The audience at 'Machinal' leaned forward expectantly throughout this performance, wholly engrossed in Helen’s torment. Exceptional acting on the part of Helen’s husband (Tim Kiely) and mother (Caitlin McMillan) further emphasized Helen’s pain. Scenes between Helen and her close kin were haunting and fully sympathetic. Tim Kiely’s brilliant representation of the clueless, aphorism-obsessed husband was spot on; in her moment of need, Tim’s quips and jabs are quick and cutting. Caitlin’s New York accent was remarkably believable. The mechanical body language of other actors, sharp transitions, and humorous platitudes all combined in a perfect alchemy of mania, which simmered to a boil in the final scenes.

“She’s artistic”, “she’s inefficient” ... “life is breath and breath is life” “then what is death?” “no breath”. Once you’ve adjusted to the machine-like quality of its dialogue, 'Machinal' will certainly thrill and disturb you. Through the decades, the case of one misunderstood woman in 1928 still has the ability to profoundly shock and upset.


Elizabeth O'Connor

at 10:02 on 10th Aug 2012



Sophie Treadwell's Expressionist play 'Machinal' is a brave choice from Oxford University Dramatic Society. First performed in 1928, the play was controversial and innovative in its attempts to humanise the story of modern day Tess D'Urberville Ruth Snyder (renamed Helen in the play), but by now its twenties shock factor has started to fade and it almost finds itself a little outdated. The play's passionate refrain, "I will not submit!", nowadays sounds more like something out of an extremely unsubtle Ginsberg poem than a poignant expression of individuality. Against this, however, this production delivers a slick and precocious performance with lots of promise.

From the outset, 'Machinal' is a very good-looking production, and credit must go to director Jack Sain for creating a stage space that is both stark and intricately stylised. The bleak, overruling white was a powerful yet subtle portrayal of oppression, and scene changes in which Helen is dressed by the other actors further patterns the production with powerfully simple imagery of control and loss. The scenes mirror one another in layout and image, and the repetition of Helen sitting opposite another character in exactly the same manner at different points of her life is visually striking.
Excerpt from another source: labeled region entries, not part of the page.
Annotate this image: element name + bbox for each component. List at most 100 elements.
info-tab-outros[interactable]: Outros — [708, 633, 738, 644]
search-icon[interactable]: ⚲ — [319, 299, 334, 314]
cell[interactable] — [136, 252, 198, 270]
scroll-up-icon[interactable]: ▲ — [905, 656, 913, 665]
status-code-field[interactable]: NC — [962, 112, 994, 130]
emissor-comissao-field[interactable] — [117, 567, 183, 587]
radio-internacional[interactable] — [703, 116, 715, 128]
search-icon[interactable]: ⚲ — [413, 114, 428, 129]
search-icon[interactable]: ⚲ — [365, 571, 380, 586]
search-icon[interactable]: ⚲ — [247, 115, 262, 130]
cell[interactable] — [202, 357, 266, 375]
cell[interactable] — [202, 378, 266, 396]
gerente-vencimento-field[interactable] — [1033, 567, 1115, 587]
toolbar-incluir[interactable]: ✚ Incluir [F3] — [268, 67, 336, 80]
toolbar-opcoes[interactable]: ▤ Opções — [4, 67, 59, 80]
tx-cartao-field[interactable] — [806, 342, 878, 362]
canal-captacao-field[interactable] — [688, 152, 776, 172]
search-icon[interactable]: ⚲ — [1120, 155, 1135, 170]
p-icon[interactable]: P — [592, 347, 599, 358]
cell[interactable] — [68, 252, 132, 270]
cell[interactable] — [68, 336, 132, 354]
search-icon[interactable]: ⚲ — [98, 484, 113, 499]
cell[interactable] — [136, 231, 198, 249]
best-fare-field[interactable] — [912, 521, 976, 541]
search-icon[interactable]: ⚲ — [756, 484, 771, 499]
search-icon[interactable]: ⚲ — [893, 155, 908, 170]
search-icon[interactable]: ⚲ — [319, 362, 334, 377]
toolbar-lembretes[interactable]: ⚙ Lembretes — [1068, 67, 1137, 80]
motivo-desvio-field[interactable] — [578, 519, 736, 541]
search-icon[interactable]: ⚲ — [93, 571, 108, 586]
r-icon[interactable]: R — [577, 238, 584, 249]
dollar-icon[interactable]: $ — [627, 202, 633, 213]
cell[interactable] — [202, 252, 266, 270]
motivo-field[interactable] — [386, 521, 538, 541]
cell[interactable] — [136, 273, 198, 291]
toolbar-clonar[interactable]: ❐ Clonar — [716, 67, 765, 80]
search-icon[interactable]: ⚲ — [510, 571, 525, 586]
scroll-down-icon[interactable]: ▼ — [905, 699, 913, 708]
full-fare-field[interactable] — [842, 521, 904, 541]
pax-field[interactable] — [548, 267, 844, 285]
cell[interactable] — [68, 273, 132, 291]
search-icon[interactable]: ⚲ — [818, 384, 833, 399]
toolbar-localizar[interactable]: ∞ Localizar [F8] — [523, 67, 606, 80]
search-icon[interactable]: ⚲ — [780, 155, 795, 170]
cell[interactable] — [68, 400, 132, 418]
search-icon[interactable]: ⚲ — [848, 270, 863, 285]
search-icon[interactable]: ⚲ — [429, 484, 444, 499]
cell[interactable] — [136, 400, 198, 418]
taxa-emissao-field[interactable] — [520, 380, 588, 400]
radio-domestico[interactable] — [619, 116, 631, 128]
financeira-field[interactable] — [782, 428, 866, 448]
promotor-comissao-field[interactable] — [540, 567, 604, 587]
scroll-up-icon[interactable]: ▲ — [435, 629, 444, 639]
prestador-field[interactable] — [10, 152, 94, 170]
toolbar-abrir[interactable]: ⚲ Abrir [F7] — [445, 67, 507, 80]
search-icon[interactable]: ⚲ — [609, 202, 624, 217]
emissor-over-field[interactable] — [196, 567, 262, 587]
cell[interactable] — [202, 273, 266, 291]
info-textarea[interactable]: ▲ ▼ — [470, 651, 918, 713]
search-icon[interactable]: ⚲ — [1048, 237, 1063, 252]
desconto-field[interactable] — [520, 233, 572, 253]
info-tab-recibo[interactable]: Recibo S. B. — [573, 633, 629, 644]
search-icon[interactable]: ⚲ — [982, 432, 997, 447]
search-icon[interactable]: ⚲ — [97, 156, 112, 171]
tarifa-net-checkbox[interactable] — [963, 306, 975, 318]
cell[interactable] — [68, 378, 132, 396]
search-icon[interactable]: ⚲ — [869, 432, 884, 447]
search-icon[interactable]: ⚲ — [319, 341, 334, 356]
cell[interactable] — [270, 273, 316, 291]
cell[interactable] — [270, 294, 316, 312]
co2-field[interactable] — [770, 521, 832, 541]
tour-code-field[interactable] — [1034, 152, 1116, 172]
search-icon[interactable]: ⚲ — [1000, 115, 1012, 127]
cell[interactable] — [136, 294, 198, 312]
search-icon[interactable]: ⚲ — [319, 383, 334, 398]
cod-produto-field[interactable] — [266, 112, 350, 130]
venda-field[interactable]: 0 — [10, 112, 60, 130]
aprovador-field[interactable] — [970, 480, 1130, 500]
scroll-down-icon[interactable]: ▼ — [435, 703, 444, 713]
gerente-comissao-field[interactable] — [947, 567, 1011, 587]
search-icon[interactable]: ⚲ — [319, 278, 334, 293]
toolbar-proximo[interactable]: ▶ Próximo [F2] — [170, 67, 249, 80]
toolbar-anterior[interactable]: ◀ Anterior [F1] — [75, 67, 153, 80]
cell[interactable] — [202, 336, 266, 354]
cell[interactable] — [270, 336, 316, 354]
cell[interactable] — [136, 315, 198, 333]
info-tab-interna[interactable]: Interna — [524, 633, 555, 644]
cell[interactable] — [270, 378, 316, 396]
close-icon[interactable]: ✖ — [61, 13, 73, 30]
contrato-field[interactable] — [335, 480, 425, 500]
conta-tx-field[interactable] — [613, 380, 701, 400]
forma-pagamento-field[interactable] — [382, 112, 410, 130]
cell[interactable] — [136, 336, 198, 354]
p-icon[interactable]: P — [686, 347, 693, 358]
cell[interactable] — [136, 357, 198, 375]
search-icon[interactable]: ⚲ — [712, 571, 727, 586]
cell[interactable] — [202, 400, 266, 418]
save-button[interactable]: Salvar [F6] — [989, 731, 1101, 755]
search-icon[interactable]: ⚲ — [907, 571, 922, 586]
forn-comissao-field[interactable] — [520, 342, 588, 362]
Down to the last detail the production masterfully created the greatest possible sense of isolation around Helen, and it was an impressively mature and intelligent artistic decision.

The acting is consistently strong from the entire ensemble. Accents can be the downfall of many a solid student show, but here a New Jersey drawl was perfectly executed by every cast member. Barney Iley-Williamson and Ella Waldman delivered especially natural and intriguing performances, and I found them both utterly captivating to watch. The lead character of Helen is a tough role to play, especially for such a young actor, and Nouran Koriem gave a lovely sense of the character's naivety and charming bashfulness. Missing, unfortunately, was any indication of her inner strength and intelligence to make her demise believable. The company's blurb for the show describes her as 'headstrong', but I found her to be a little simpering at times. I would emphasise, however, that I make this criticism in the face of Koriem's clear talent - I have no doubt that her performance could be stunning with a little tweaking.

The actors also occasionally tripped over the stream-of-consciousness style of the dialogue, typical of the expressionist style. Whilst the court scene was incredible in its fervent electricity and immediacy, the earlier scene between Helen and her mother seemed preoccupied with speeding up the pace of the dialogue rather than concentrating on the meaning and motivation behind the words.

'Machinal' is easily one of the best student shows I have seen at the Fringe this year - it has a mature and sharp understanding of both the tragedy and black comedy of the piece, and its execution is inventive yet controlled.